No True Conservatives

by Gracchus

Tiberius GracchusThe so-called “debate” between Republican candidates in California some days ago was riddled with rhetoric about the conflict between “liberal” and “conservative” values.  This dichotomy is both false and profoundly misleading, because it obscures what the fight is really about.  The problem we face is not a conflict between liberal and conservative values..  It is the total absence of truly conservative voices from the debate.

True conservatives honor tradition.  They respect and fight to preserve what past generations have accomplished, so that future generations can benefit from those accomplishments.  They are humble in the face of history and suspicious of any person or ideology that tries to remake history in its own image.

True conservatives prefer compromise over confrontation.  They realize that members of a diverse and complicated society forge necessary accommodations with one another over long periods of time.  They believe that such accommodations are both fragile and precious, and deserve to be protected.  Their appetite for radical change is therefore limited and reluctant.

True conservatives are true patriots—not chest-thumping nationalists and demagogues.  They love their country, but they know its limitations.  They realize that love of country does not depend on one set of political opinions, on one religion, on one vision of right and wrong.  True conservatives don’t demonize their fellow citizens for making other  political, spiritual, or even sexual choices.  They recognize that free and democratic societies make room for people; they don’t exclude them.

The Republican Party was once richly endowed with true conservatives and true patriots, men and women like Mark Hatfield of Oregon, Everett Dirksen of Illinois, and Margaret Chase Smith of Maine.  These were people of steadfast principles but also broad and tolerant views.  They were fiscally prudent, to be sure,  and they understood the value of a balancing a budget.  But they also believed that a decent nation has to make some provision for people who are down on their luck, that the privileged and protected owe something to the vulnerable and less fortunate.   These true conservatives were willing to negotiate and find common ground for the greater good   In that spirit, they contributed mightily to the building of our social consensus and would never have participated in its destruction.
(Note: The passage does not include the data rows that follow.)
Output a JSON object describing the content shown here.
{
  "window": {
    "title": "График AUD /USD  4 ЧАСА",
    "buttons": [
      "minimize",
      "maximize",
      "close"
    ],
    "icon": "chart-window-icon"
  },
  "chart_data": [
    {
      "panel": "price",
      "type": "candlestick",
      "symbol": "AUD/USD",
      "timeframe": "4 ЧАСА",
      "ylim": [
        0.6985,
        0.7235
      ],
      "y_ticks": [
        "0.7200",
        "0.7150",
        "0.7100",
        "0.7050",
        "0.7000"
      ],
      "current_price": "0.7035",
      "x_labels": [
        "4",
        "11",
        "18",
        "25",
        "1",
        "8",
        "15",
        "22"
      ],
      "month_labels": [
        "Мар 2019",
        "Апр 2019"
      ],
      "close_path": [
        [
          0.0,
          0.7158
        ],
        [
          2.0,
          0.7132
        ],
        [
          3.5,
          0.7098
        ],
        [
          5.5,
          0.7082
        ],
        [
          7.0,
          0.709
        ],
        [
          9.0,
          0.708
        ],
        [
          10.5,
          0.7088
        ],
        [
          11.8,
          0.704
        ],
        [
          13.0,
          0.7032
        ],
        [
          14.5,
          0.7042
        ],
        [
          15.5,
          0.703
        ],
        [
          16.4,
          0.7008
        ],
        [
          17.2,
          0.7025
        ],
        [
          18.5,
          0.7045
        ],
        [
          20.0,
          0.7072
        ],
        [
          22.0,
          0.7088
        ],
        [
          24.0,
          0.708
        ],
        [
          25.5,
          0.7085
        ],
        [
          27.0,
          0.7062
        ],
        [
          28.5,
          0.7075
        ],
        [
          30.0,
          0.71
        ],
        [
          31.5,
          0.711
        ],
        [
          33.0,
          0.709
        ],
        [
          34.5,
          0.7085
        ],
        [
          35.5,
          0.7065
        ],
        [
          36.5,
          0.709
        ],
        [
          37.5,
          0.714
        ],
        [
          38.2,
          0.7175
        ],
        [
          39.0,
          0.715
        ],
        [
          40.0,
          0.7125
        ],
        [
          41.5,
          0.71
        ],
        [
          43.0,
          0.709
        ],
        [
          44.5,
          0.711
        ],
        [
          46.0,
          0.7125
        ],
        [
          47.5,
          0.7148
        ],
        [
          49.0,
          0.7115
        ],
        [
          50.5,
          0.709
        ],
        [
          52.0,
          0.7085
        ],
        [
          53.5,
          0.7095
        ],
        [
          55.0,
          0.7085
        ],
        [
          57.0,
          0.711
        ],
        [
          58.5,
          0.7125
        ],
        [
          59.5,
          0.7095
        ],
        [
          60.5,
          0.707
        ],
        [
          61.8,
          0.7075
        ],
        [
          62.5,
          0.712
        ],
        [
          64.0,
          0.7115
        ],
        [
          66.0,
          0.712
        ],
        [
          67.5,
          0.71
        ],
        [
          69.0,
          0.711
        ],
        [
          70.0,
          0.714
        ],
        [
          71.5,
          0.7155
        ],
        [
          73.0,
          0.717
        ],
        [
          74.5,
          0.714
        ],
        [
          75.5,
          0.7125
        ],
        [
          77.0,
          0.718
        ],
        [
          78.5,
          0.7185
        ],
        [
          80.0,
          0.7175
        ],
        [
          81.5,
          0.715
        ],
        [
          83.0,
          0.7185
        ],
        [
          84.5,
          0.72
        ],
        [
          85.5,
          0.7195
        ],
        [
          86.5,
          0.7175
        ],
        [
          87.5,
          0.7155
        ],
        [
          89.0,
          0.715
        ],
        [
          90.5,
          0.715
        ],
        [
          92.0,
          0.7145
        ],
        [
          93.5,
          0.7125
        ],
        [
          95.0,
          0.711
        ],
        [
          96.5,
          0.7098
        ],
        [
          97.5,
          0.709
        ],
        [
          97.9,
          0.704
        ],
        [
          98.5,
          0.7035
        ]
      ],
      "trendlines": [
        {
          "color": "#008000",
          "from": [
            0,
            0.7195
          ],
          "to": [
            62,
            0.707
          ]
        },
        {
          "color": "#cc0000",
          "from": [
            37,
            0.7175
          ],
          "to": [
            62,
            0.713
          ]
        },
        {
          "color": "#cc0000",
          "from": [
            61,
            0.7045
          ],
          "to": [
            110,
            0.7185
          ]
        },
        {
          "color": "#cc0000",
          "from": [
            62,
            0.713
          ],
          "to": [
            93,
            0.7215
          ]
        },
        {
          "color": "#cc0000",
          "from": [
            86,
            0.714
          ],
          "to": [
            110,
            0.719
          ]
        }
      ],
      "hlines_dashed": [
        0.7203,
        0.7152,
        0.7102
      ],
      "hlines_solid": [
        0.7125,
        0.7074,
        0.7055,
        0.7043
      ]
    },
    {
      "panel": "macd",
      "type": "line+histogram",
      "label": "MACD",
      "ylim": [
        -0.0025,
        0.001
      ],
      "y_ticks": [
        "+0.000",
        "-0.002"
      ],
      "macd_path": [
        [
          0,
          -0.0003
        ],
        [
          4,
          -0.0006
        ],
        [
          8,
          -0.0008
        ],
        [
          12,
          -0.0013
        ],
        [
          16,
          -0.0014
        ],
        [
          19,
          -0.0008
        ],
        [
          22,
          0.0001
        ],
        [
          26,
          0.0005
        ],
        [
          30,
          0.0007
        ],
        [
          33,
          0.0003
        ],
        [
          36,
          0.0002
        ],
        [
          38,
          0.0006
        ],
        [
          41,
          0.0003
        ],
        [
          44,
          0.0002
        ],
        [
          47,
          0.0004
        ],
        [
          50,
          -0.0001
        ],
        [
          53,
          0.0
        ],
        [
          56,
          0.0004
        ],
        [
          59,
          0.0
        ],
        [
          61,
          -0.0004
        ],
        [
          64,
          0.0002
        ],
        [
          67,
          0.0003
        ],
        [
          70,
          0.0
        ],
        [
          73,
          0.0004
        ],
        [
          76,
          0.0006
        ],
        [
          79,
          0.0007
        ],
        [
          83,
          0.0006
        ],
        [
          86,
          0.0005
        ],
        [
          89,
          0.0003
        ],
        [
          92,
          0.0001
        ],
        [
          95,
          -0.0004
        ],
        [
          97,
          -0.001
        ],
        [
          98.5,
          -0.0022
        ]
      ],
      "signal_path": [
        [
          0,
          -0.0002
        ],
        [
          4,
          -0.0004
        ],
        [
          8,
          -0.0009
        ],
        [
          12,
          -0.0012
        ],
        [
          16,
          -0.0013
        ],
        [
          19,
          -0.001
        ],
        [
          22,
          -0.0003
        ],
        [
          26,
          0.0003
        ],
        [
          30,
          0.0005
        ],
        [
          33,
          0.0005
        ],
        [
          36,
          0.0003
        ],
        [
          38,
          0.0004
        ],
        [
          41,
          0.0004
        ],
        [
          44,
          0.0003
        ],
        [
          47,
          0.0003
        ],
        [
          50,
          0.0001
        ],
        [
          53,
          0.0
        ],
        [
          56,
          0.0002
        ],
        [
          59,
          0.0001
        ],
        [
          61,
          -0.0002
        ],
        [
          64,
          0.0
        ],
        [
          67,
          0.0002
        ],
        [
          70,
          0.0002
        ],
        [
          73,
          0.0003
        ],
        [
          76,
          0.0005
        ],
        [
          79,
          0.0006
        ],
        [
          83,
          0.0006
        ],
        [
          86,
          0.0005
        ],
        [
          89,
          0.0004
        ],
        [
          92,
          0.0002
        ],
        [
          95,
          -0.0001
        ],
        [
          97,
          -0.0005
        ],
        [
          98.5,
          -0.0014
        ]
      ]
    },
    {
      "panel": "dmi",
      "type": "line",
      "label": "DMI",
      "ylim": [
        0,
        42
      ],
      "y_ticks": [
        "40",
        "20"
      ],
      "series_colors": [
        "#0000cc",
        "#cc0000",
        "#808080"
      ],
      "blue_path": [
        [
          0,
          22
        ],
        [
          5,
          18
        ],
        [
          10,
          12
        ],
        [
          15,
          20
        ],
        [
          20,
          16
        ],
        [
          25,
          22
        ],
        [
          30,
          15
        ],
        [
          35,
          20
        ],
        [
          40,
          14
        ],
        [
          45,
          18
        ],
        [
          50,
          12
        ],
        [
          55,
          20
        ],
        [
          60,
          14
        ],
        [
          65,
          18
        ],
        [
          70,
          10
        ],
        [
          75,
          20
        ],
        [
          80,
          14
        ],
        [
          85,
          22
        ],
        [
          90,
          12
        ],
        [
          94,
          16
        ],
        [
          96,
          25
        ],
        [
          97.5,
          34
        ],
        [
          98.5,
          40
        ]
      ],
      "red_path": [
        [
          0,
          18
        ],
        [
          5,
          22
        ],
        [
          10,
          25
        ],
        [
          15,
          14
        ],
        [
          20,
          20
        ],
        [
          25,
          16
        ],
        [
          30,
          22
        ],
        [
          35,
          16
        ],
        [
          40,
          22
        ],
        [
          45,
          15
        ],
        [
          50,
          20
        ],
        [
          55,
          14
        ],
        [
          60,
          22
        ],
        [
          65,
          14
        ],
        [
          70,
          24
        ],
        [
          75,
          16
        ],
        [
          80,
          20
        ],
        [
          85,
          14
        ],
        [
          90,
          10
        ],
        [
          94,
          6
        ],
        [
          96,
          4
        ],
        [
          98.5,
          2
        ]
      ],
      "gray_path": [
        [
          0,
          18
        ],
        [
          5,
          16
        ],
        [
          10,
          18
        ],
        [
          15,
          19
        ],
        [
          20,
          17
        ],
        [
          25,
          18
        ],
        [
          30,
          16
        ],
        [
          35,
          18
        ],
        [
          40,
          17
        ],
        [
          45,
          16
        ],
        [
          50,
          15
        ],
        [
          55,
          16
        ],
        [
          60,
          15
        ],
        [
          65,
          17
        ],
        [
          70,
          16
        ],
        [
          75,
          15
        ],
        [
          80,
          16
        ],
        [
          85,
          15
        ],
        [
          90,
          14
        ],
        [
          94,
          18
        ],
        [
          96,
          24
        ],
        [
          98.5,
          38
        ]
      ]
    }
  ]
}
One of the greatest conservatives in history, the 18th century British politician, Edmund Burke, once said:  “A true statesman is one who combines the disposition to preserve with the ability to reform.”

This, however, is not the temper of those who today call themselves “conservatives.”  Today’s so-called “conservatives” wish neither to preserve nor to reform.  Instead, they have an unyielding and voracious appetite to destroy.  They want to tear up the past and tear down its legacy.  They clamor to overturn every decent compromise and accommodation our society has made.  They want to reverse or eradicate every shred of the New Deal.  They want to eliminate even the most sensible government regulation.  They want to privatize many of our most precious national resources.

Those who today call themselves “conservative” don’t even know the meaning of the word.  Theirs  is not a “conservative” philosophy.  It is a radical, indeed a revolutionary, program, and it should be labeled as such.

The battle that is ravaging our country today isn’t one between liberal and conservative values.  It is a battle between American values and those who would destroy them.  Until we recognize what this fight is really about, we will never be able to win it.